Markus clavó las rodillas en el suelo y sollozó. Miró hacia el conjunto de los prisioneros. Estaban todos en silencio, con caras inexpresivas y vacías de emoción, la mayoría con la vista clavada en el suelo.

«¡Haced algo! —quiso gritarles—. Sois más. ¡Haced algo!». Pero una vez más la voz le falló.

La lluvia de golpes seguía arreciando. De tanto en tanto, un suboficial se apartaba y los otros continuaban al mismo ritmo mientras su compañero descansaba, y luego volvía a unirse al grupo para dejar que otro colega se tomara un respiro. Al rato el oficial levantó una mano para detener la paliza.

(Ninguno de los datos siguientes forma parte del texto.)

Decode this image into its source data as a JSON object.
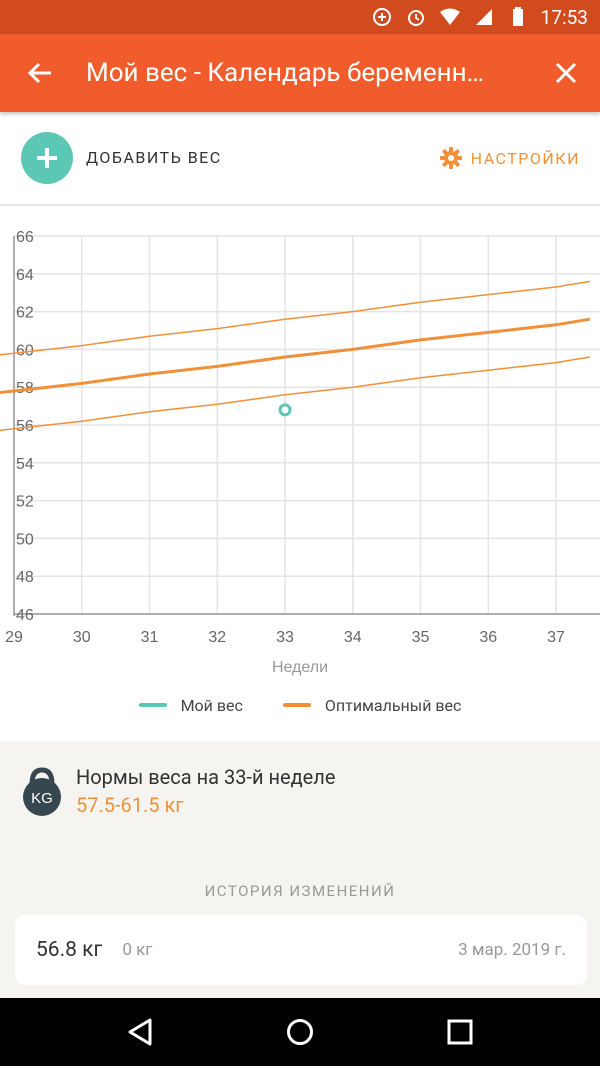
{
  "status": {
    "time": "17:53"
  },
  "appbar": {
    "title": "Мой вес - Календарь беременн…"
  },
  "actions": {
    "add_label": "ДОБАВИТЬ ВЕС",
    "settings_label": "НАСТРОЙКИ"
  },
  "colors": {
    "accent": "#f05c2c",
    "teal": "#5cc7b5",
    "orange": "#f0913a"
  },
  "chart_data": {
    "type": "line",
    "xlabel": "Недели",
    "ylabel": "",
    "xlim": [
      29,
      37.5
    ],
    "ylim": [
      46,
      66
    ],
    "x_ticks": [
      29,
      30,
      31,
      32,
      33,
      34,
      35,
      36,
      37
    ],
    "y_ticks": [
      46,
      48,
      50,
      52,
      54,
      56,
      58,
      60,
      62,
      64,
      66
    ],
    "grid": true,
    "legend_position": "bottom",
    "series": [
      {
        "name": "Оптимальный вес",
        "values_x": [
          29,
          30,
          31,
          32,
          33,
          34,
          35,
          36,
          37,
          37.5
        ],
        "values": [
          57.8,
          58.2,
          58.7,
          59.1,
          59.6,
          60.0,
          60.5,
          60.9,
          61.3,
          61.6
        ]
      },
      {
        "name": "",
        "values_x": [
          29,
          30,
          31,
          32,
          33,
          34,
          35,
          36,
          37,
          37.5
        ],
        "values": [
          59.8,
          60.2,
          60.7,
          61.1,
          61.6,
          62.0,
          62.5,
          62.9,
          63.3,
          63.6
        ]
      },
      {
        "name": "",
        "values_x": [
          29,
          30,
          31,
          32,
          33,
          34,
          35,
          36,
          37,
          37.5
        ],
        "values": [
          55.8,
          56.2,
          56.7,
          57.1,
          57.6,
          58.0,
          58.5,
          58.9,
          59.3,
          59.6
        ]
      },
      {
        "name": "Мой вес",
        "values_x": [
          33
        ],
        "values": [
          56.8
        ]
      }
    ]
  },
  "legend": {
    "my_weight": "Мой вес",
    "optimal": "Оптимальный вес"
  },
  "norms": {
    "title": "Нормы веса на 33-й неделе",
    "range": "57.5-61.5 кг",
    "icon_text": "KG"
  },
  "history": {
    "header": "ИСТОРИЯ ИЗМЕНЕНИЙ",
    "entries": [
      {
        "weight": "56.8 кг",
        "delta": "0 кг",
        "date": "3 мар. 2019 г."
      }
    ]
  }
}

El preso ya no chillaba. En su lugar, un gemido lloroso y reumático resonaba en la plaza por lo demás en silencio.

Otro gesto desenfadado del oficial y los otros salieron de la explanada ignorando a los demás presos, que seguían en posición inerte de firmes, con los ojos bajos.

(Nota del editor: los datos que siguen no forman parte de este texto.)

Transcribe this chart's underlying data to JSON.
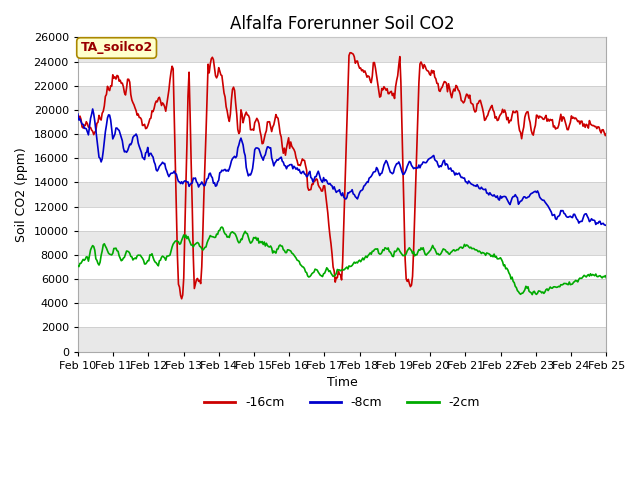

Nadie se movió. En diez minutos. Veinte. Una hora. Y todo el rato la plaza resonaba con el gemido acuoso del moribundo. Por fin Markus empezó a andar lentamente, lanzando miradas nerviosas a las torretas de los centinelas y dirigiéndose hacia donde el preso ajusticiado seguía atado al caballete.

Los prisioneros dispuestos en filas no dieron muestras de ver al chico pero también tenía la impresión de que, aunque hubiese sido visible, no lo habrían visto, ciegos como estaban a cualquier otra cosa que no fuese su propio instinto visceral e inmediato de supervivencia.

Se arrodilló junto al golpeado. Vio entonces que no estaba ya lejos de las orillas de la vida e iba ya a la deriva, alejándose cada segundo que pasaba. Al cuerpo no le había dado tiempo de padecer contusiones, o quizás estuviese demasiado anémico para tener moratones, y Markus se fijó en que tenía los brazos y el torso tremendamente deformados por donde los golpes le habían fracturado los huesos de brazos y cuello, y habían convertido las costillas en oquedades. Con los ojos cerrados, la respiración no era ya más que un gemido lloroso, con burbujas viscosas de sangre saliéndole por las narices y los labios amoratados.

—Lo siento —sollozó Markus—. Lo siento mucho.

El moribundo abrió entonces los ojos y lo miró directamente.

Dlaczego? —le dijo casi en un susurro, entre resuello y resuello—. Dlaczego nie możesz mi pomóc?

—No le entiendo —le dijo Markus tras superar el impacto de estar allí, de ser visible y real para aquel hombre.

Alargó la mano para tocarlo, para consolarlo, pero se detuvo en seco al temer que el roce se sumara a su agonía. O tal vez simplemente porque no quiso confirmar otra dimensión de su locura, de su alucinación.

—¿Por qué no me has ayudado? —le preguntó en alemán el prisionero, entre lágrimas, antes de que se le velaran por completo los ojos.